Птенец поднатужился и вылез наружу. Он оказался славным, дружелюбным малышом величиной с небольшую курицу и очень походил на всех других птенцов, только крупнее. Вначале его оперение было грязно-бурым, но вскоре серые струпья отвалились и остались только редкие перышки, пушистые, как мех. Трудно передать мою радость при виде его. Робинзон Крузо и тот не был так одинок, как я, уверяю вас. А тут у меня появилась преинтересная компания. Птенец смотрел на меня и моргал, закатывая веки кверху, как курица, затем чирикнул и сразу начал клевать песок, как будто вылупиться с опозданием в триста лет было для него сущей безделицей.
«Привет, Пятница!» – весело произнес я. Еще в каноэ, увидев, что в яйце развивается зародыш, я решил: если птенец вылупится, я, конечно, назову его Пятницей. Меня немножко беспокоило, чем я его буду кормить, а потому сразу дал ему кусок сырого губана. Он проглотил его и снова разинул клюв. Это меня обрадовало – ведь если бы он, учитывая столь непростые обстоятельства, оказался чересчур разборчивым, мне пришлось бы в конце концов съесть его самого.
Вы не можете себе представить, каким занятным был этот птенец эпиорниса!

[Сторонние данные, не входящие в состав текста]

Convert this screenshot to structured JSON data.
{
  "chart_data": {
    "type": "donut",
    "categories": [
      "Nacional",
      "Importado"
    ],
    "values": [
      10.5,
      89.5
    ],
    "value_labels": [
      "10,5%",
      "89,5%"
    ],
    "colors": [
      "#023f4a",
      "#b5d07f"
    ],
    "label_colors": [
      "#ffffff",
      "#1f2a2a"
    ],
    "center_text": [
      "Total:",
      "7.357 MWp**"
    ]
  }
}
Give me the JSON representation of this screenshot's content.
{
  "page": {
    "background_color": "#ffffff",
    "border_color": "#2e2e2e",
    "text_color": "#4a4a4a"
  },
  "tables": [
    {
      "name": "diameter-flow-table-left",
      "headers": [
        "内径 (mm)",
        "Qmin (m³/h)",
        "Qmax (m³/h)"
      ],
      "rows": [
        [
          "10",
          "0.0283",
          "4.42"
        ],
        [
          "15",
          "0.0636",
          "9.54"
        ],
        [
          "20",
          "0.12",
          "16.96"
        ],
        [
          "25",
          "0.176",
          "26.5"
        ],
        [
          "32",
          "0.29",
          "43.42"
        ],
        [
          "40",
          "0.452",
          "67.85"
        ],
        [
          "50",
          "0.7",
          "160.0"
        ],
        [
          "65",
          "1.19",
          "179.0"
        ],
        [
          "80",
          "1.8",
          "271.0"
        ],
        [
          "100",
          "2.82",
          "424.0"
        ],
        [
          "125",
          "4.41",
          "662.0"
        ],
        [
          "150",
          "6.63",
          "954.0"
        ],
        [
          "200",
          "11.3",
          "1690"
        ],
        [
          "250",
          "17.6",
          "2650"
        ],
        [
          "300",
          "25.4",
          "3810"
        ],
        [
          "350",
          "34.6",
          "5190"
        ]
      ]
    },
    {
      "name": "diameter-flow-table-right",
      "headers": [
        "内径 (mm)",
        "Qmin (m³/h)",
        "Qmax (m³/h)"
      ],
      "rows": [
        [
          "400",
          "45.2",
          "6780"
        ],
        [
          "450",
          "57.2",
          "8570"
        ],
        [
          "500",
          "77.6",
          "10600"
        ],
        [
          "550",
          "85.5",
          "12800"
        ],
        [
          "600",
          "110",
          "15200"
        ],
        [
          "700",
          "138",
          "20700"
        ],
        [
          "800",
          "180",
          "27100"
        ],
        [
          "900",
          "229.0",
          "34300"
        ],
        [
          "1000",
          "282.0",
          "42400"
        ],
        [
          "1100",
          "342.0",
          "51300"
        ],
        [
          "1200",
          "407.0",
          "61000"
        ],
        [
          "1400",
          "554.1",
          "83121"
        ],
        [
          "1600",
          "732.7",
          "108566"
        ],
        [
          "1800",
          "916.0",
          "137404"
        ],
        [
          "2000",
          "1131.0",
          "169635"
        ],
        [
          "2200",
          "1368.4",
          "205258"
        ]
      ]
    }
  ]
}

С самого начала он не отходил от меня ни на шаг. Обычно он стоял рядом и смотрел, как я ужу рыбу в лагуне; я делился с ним всем, что вылавливал. К тому же он был умницей. На берегу, в песке, попадались какие-то противные зеленые бородавчатые штучки, похожие на маринованные корнишоны; он попробовал проглотить одну из них, и ему стало худо. Больше он на них даже не глядел.
И он рос. Рос чуть ли не на глазах. А так как я никогда не был особенно общительным, его спокойная дружелюбная натура вполне устраивала меня. Почти два года мы были счастливы, как можно быть счастливым на подобном острове. Зная, что у Доусона накапливается мое жалованье, я откинул все деловые заботы. Временами мы видели парус, однако ни одно судно не приблизилось к нашему острову. Я развлекался тем, что украшал атолл узорами из морских ежей и разных причудливых раковин, а вдоль берега выложил камнями: «Остров Эпиорниса» – очень аккуратно, большими буквами, как делают из цветных камешков у нас на родине, возле железнодорожных станций. Кроме того, я разместил на песке математические вычисления и разные рисунки. Иногда я лежал и смотрел, как эта птичка важно выступает около меня и все растет, растет. «Если меня когда-нибудь заберут отсюда, – думал я, – вполне можно будет зарабатывать на жизнь, демонстрируя мою птицу». После первой линьки она стала красивой – с хохолком, голубой бородкой и пышными зелеными перьями в хвосте. Я все ломал себе голову, имеет Доусон право претендовать на нее или нет. Во время шторма или в период дождей мы уютно лежали в шалаше, построенном из остатков каноэ, и я рассказывал Пятнице всякие небылицы про своих друзей на родине. А после шторма мы вместе обходили остров, проверяя, не выкинуло ли волной чего-нибудь на берег. Словом – идиллия. Если бы еще немного табачку, ну просто была бы райская жизнь.